Planning the experiments with our new knockout mutants

In an overview post last week I described some experiments we should add to the paper describing our new collection of knockout mutants.  Now I want to think more about these, laying out what we should do and maybe how the work might be divided up.  We don't want to take on a lot of work at this stage, just enough to make the paper more than a list of mutant phenotypes.  I mentioned in the earlier post the three mutants that have specific points of interest, but now I also want to consider the mutations that have no phenotype at all.

A.  The ATP-dependent periplasmic DNA ligase:   Repeat the undergrad's experiment testing the sensitivity to nicks, using DNase I and confirming presence of nicks by running the DNA with and without denaturing.  Test the ability of wildtype and mutant cells to ligate a plasmid cut at one site by a restriction enzyme, by recovering periplasmic DNA from rec2- and rec2- lig- periplasms and transforming the DNA into E. coli.

B.  The periplasmic protein ComE1:  Repeat the uptake assays of comEI- and comE1- rec2- (and comE1- recF-?) mutants, to see if the comE1- residual uptake is dependent on translocation of DNA across the inner membrane.

C.  The potential regulator HI0659:  Test the effect of added cAMP on this mutant - if this increases competence then we know HI0659 is needed for cAMP production.  Test competence of HI0659- in sxy1 (and murE749?) hypercompetent mutants - if this increases competence then we know... what?  That HI0659 helps with induction of gene expression?

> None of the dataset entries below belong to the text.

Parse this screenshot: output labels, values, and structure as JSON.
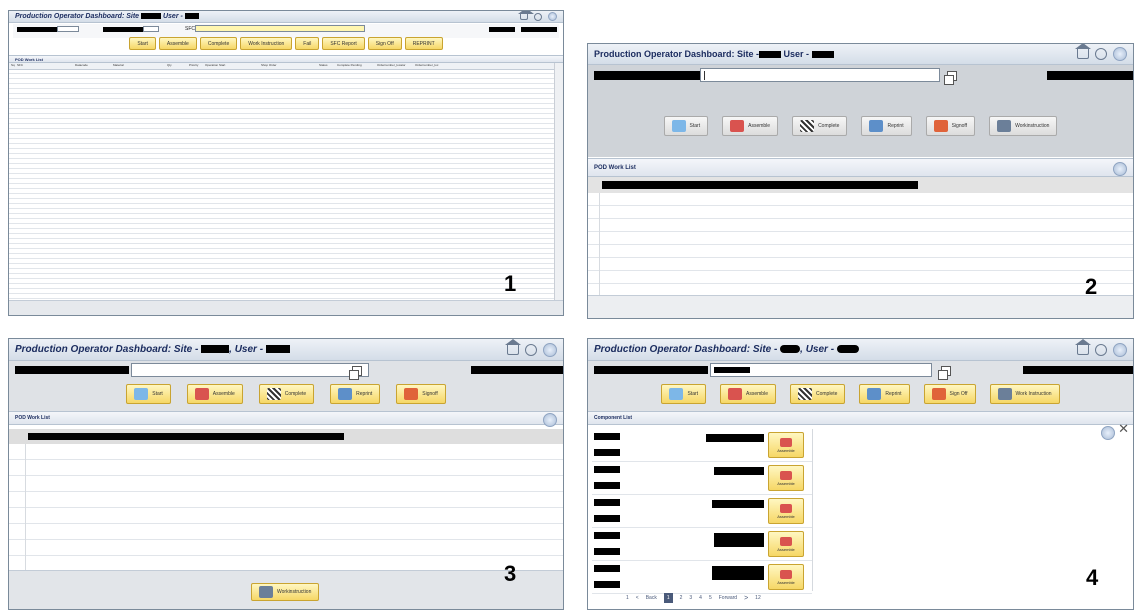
{
  "panels": [
    {
      "number": "1",
      "title": "Production Operator Dashboard: Site",
      "user_label": "User -",
      "sfc_label": "SFC",
      "buttons": [
        "Start",
        "Assemble",
        "Complete",
        "Work Instruction",
        "Fail",
        "SFC Report",
        "Sign Off",
        "REPRINT"
      ],
      "worklist_title": "POD Work List",
      "columns": [
        "Sq",
        "SFC",
        "Datacode",
        "Material",
        "Qty",
        "Priority",
        "Operation Start",
        "Shop Order",
        "Status",
        "Complete Pending",
        "Ordernumber_locator",
        "Ordernumber_loc"
      ]
    },
    {
      "number": "2",
      "title": "Production Operator Dashboard: Site -",
      "user_label": "User -",
      "buttons": [
        "Start",
        "Assemble",
        "Complete",
        "Reprint",
        "Signoff",
        "Workinstruction"
      ],
      "worklist_title": "POD Work List"
    },
    {
      "number": "3",
      "title": "Production Operator Dashboard: Site -",
      "user_label": ", User -",
      "buttons": [
        "Start",
        "Assemble",
        "Complete",
        "Reprint",
        "Signoff"
      ],
      "worklist_title": "POD Work List",
      "bottom_button": "Workinstruction"
    },
    {
      "number": "4",
      "title": "Production Operator Dashboard: Site -",
      "user_label": ", User -",
      "buttons": [
        "Start",
        "Assemble",
        "Complete",
        "Reprint",
        "Sign Off",
        "Work Instruction"
      ],
      "component_list_title": "Component List",
      "assemble_label": "Assemble",
      "pagination": [
        "1",
        "<",
        "Back",
        "1",
        "2",
        "3",
        "4",
        "5",
        "Forward",
        ">",
        "12"
      ]
    }
  ],
  "colors": {
    "title_text": "#1a2b5e",
    "button_fill": "#f6d766",
    "redaction": "#000000",
    "toolbar_grey": "#cfd3d8"
  }
}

D.  The proteins that don't appear to contribute anything to competence or transformation (HI0660, HI1631, RadC, and again the ligase):  Look carefully at growth properties (from the Bioscreen time courses we're doing for all the mutants) - are they at all different from wildtype cells?  The genes may not be expressed in log-phase growth, so look at growth properties in sxy1 mutants with added cAMP (so the genes are always on).  Make double mutants - do these still grow and transform normally?  Are they UV sensitive (this would imply a repair deficit.

How much work would all this be, and who would do what?  I could do most of it, although I probably shouldn't because I've got a lot of other stuff to do.  I could easily make the double mutants (rec2- lig- and various sxy1), selecting for the SpcR cassette in the marked knockouts.  (The RA might even have DNA from these mutants already made.)  And I can make new competent preps of the comE1and rec2 combinations for the postdoc to test DNA uptake.  I can also do the competence assays of HI0659 with sxy1 and with cAMP.  The postdoc needs to do the uptake assays.  The Bioscreen assays are easy to set up but take time to analyze - this is something the RA will do better than me.  The ligase assays should probably be a group effort - I can do the transformations with nicked chromosomal DNA, and the postdoc should do the H. influenzae transformations and plasmid-recovery, passing the recovered DNA on to the RA for E. coli transformation assays.  We can discuss these experiments at Tuesday's lab meeting and divide up the work.